Jeff snorted. “We should get matching outfits. We’ll all wear black pants and Converse and white button-down shirts with black ties, even Cerise, except she’ll be in a mini skirt and she’ll have fishnets.”
“Are you being sarcastic?” asked Lloyd, echoing Cerise’s thoughts. “’Cause that’s actually a really good idea.”
“The only thing I would suggest is to practice your breathing,” Bernie said to Cerise. “Sometimes you don’t have enough air to get through the words, and that’s when your voice cracks, see at the end of neighbourhood there?”
She nodded and Tom suggested they keep practicing. They went on for hours, practicing various songs. Cerise’s throat was killing her and Tom kept feeding her tea and honey, explaining how she’d have to take care of her voice from now on, teaching her how to breathe from her diaghram and so on. It was all so much more work than she ever would have anticipated.
She sat on the sofa taking a break and watched the guys practice a song from before her time. All the guys were sweating, their faces set with concentration. They were all so into this. Her stomach lurched as she once again realized she was in over her head. Was this really happening?
Shauna emerged from the bathroom and saw that Andrew Lester was nowhere to be found. She walked up to the bar and the bartender asked her if she wanted anything else. Without even thinking she asked for an application.
“Do you have any experience working at a pub?”
“No. I don’t have any experience at anything… except taking shit from assholes. So I figure I’d be pretty good at this,” she said, indicating the bar.

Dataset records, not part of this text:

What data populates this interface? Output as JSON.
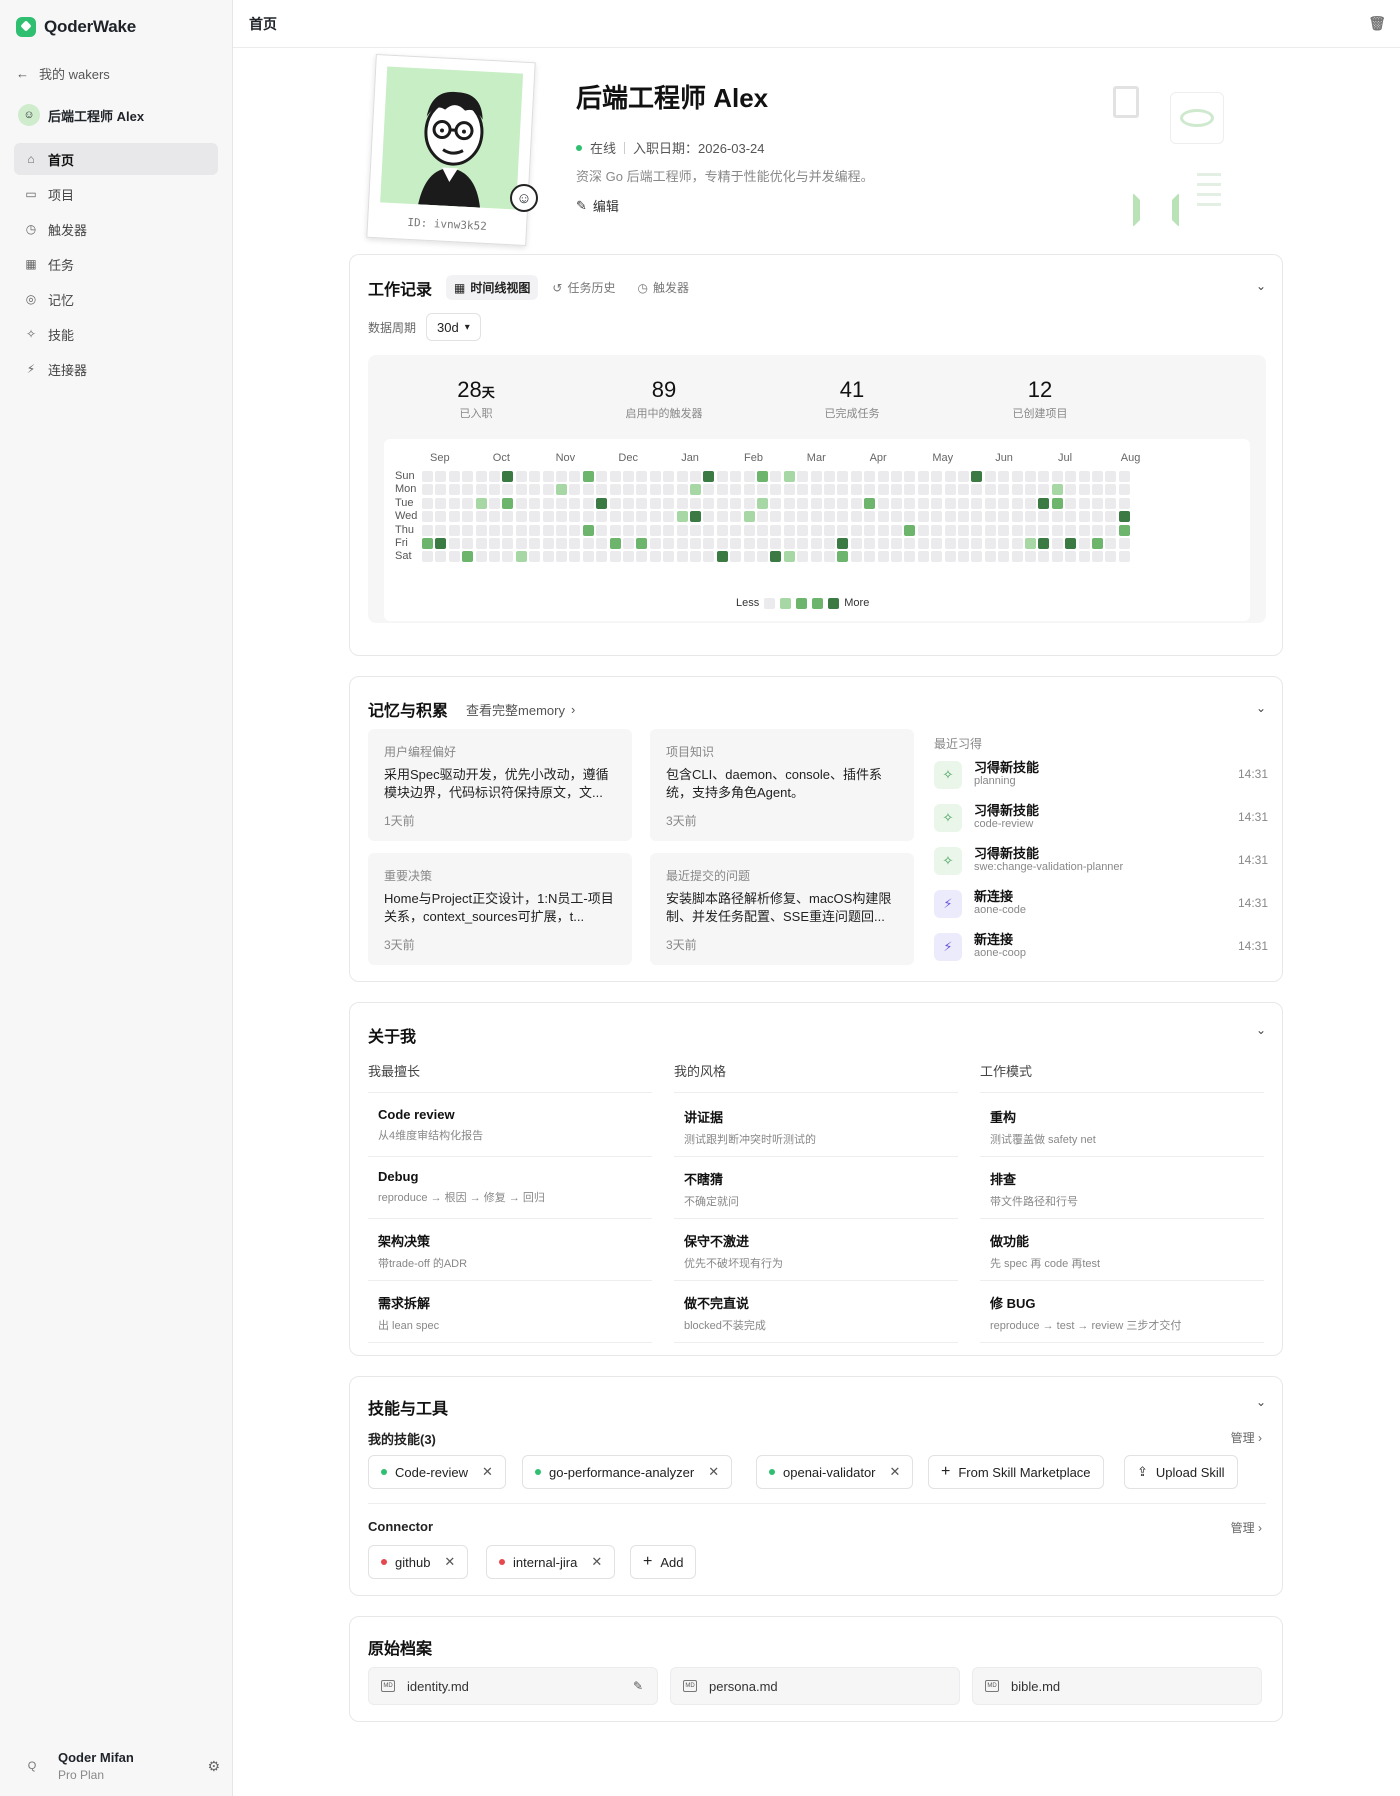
{
  "app": {
    "name": "QoderWake",
    "back_label": "我的 wakers",
    "agent_name": "后端工程师 Alex"
  },
  "nav": [
    {
      "label": "首页",
      "icon": "home-icon",
      "glyph": "⌂",
      "active": true
    },
    {
      "label": "项目",
      "icon": "projects-icon",
      "glyph": "▭"
    },
    {
      "label": "触发器",
      "icon": "clock-icon",
      "glyph": "◷"
    },
    {
      "label": "任务",
      "icon": "calendar-icon",
      "glyph": "▦"
    },
    {
      "label": "记忆",
      "icon": "memory-icon",
      "glyph": "◎"
    },
    {
      "label": "技能",
      "icon": "skill-icon",
      "glyph": "✧"
    },
    {
      "label": "连接器",
      "icon": "connector-icon",
      "glyph": "⚡"
    }
  ],
  "user": {
    "initial": "Q",
    "name": "Qoder Mifan",
    "plan": "Pro Plan"
  },
  "topbar": {
    "title": "首页"
  },
  "profile": {
    "name": "后端工程师 Alex",
    "id_text": "ID: ivnw3k52",
    "status": "在线",
    "join": "入职日期：2026-03-24",
    "desc": "资深 Go 后端工程师，专精于性能优化与并发编程。",
    "edit_label": "编辑"
  },
  "work": {
    "title": "工作记录",
    "tabs": [
      {
        "label": "时间线视图",
        "glyph": "▦",
        "active": true
      },
      {
        "label": "任务历史",
        "glyph": "↺"
      },
      {
        "label": "触发器",
        "glyph": "◷"
      }
    ],
    "period_label": "数据周期",
    "period_value": "30d",
    "stats": [
      {
        "num": "28",
        "unit": "天",
        "label": "已入职"
      },
      {
        "num": "89",
        "unit": "",
        "label": "启用中的触发器"
      },
      {
        "num": "41",
        "unit": "",
        "label": "已完成任务"
      },
      {
        "num": "12",
        "unit": "",
        "label": "已创建项目"
      }
    ],
    "months": [
      "Sep",
      "Oct",
      "Nov",
      "Dec",
      "Jan",
      "Feb",
      "Mar",
      "Apr",
      "May",
      "Jun",
      "Jul",
      "Aug"
    ],
    "days": [
      "Sun",
      "Mon",
      "Tue",
      "Wed",
      "Thu",
      "Fri",
      "Sat"
    ],
    "legend_less": "Less",
    "legend_more": "More",
    "heatmap_weeks": 53,
    "heatmap_cells": [
      [
        0,
        6,
        4
      ],
      [
        0,
        12,
        3
      ],
      [
        0,
        21,
        4
      ],
      [
        0,
        25,
        3
      ],
      [
        0,
        27,
        2
      ],
      [
        0,
        41,
        4
      ],
      [
        0,
        55,
        4
      ],
      [
        0,
        57,
        2
      ],
      [
        1,
        10,
        2
      ],
      [
        1,
        20,
        2
      ],
      [
        1,
        47,
        2
      ],
      [
        1,
        54,
        3
      ],
      [
        1,
        68,
        2
      ],
      [
        1,
        82,
        2
      ],
      [
        2,
        4,
        2
      ],
      [
        2,
        6,
        3
      ],
      [
        2,
        13,
        4
      ],
      [
        2,
        25,
        2
      ],
      [
        2,
        33,
        3
      ],
      [
        2,
        46,
        4
      ],
      [
        2,
        47,
        3
      ],
      [
        2,
        61,
        3
      ],
      [
        3,
        19,
        2
      ],
      [
        3,
        20,
        4
      ],
      [
        3,
        24,
        2
      ],
      [
        3,
        52,
        4
      ],
      [
        4,
        12,
        3
      ],
      [
        4,
        36,
        3
      ],
      [
        4,
        52,
        3
      ],
      [
        5,
        0,
        3
      ],
      [
        5,
        1,
        4
      ],
      [
        5,
        14,
        3
      ],
      [
        5,
        16,
        3
      ],
      [
        5,
        31,
        4
      ],
      [
        5,
        45,
        2
      ],
      [
        5,
        46,
        4
      ],
      [
        5,
        48,
        4
      ],
      [
        5,
        50,
        3
      ],
      [
        6,
        3,
        3
      ],
      [
        6,
        7,
        2
      ],
      [
        6,
        22,
        4
      ],
      [
        6,
        26,
        4
      ],
      [
        6,
        27,
        2
      ],
      [
        6,
        31,
        3
      ]
    ]
  },
  "memory": {
    "title": "记忆与积累",
    "view_all": "查看完整memory",
    "boxes": [
      {
        "head": "用户编程偏好",
        "text": "采用Spec驱动开发，优先小改动，遵循模块边界，代码标识符保持原文，文...",
        "date": "1天前"
      },
      {
        "head": "项目知识",
        "text": "包含CLI、daemon、console、插件系统，支持多角色Agent。",
        "date": "3天前"
      },
      {
        "head": "重要决策",
        "text": "Home与Project正交设计，1:N员工-项目关系，context_sources可扩展，t...",
        "date": "3天前"
      },
      {
        "head": "最近提交的问题",
        "text": "安装脚本路径解析修复、macOS构建限制、并发任务配置、SSE重连问题回...",
        "date": "3天前"
      }
    ],
    "recent_title": "最近习得",
    "recent": [
      {
        "title": "习得新技能",
        "sub": "planning",
        "time": "14:31",
        "kind": "skill"
      },
      {
        "title": "习得新技能",
        "sub": "code-review",
        "time": "14:31",
        "kind": "skill"
      },
      {
        "title": "习得新技能",
        "sub": "swe:change-validation-planner",
        "time": "14:31",
        "kind": "skill"
      },
      {
        "title": "新连接",
        "sub": "aone-code",
        "time": "14:31",
        "kind": "connector"
      },
      {
        "title": "新连接",
        "sub": "aone-coop",
        "time": "14:31",
        "kind": "connector"
      }
    ]
  },
  "about": {
    "title": "关于我",
    "columns": [
      {
        "head": "我最擅长",
        "items": [
          {
            "t": "Code review",
            "s": "从4维度审结构化报告"
          },
          {
            "t": "Debug",
            "s": "reproduce → 根因 → 修复 → 回归"
          },
          {
            "t": "架构决策",
            "s": "带trade-off 的ADR"
          },
          {
            "t": "需求拆解",
            "s": "出 lean spec"
          }
        ]
      },
      {
        "head": "我的风格",
        "items": [
          {
            "t": "讲证据",
            "s": "测试跟判断冲突时听测试的"
          },
          {
            "t": "不瞎猜",
            "s": "不确定就问"
          },
          {
            "t": "保守不激进",
            "s": "优先不破坏现有行为"
          },
          {
            "t": "做不完直说",
            "s": "blocked不装完成"
          }
        ]
      },
      {
        "head": "工作模式",
        "items": [
          {
            "t": "重构",
            "s": "测试覆盖做 safety net"
          },
          {
            "t": "排查",
            "s": "带文件路径和行号"
          },
          {
            "t": "做功能",
            "s": "先 spec 再 code 再test"
          },
          {
            "t": "修 BUG",
            "s": "reproduce → test → review 三步才交付"
          }
        ]
      }
    ]
  },
  "skills": {
    "title": "技能与工具",
    "my_skills": "我的技能(3)",
    "manage": "管理",
    "chips": [
      {
        "label": "Code-review",
        "color": "#2fbf71"
      },
      {
        "label": "go-performance-analyzer",
        "color": "#2fbf71"
      },
      {
        "label": "openai-validator",
        "color": "#2fbf71"
      }
    ],
    "marketplace": "From Skill Marketplace",
    "upload": "Upload Skill",
    "connector_label": "Connector",
    "connectors": [
      {
        "label": "github",
        "color": "#e5484d"
      },
      {
        "label": "internal-jira",
        "color": "#e5484d"
      }
    ],
    "add": "Add"
  },
  "files": {
    "title": "原始档案",
    "items": [
      "identity.md",
      "persona.md",
      "bible.md"
    ],
    "md_tag": "MD"
  }
}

The bartender chuckled and regarded her. She smiled and tried to look sexy. Maybe she’d fuck this guy too and maybe that way she’d get a job.
“Well we don’t need anyone right now,” he said.
“Doesn’t hurt to do an interview,” she suggested, trying to sound alluring. “We could just go to the back and see what happens.” She grinned in what she hoped was a suggestive manner.
He stood up straight and screwed up his face like he was grossed out. “When we’re hiring we post the listings online.” He was obviously totally turned off. He knew she was nothing more than the Porta-potty chick.
“Oh, ok,” she stammered, suddenly feeling queezy. God, she was such an idiot. She rushed outside and walked home, feeling like a slut and a loser.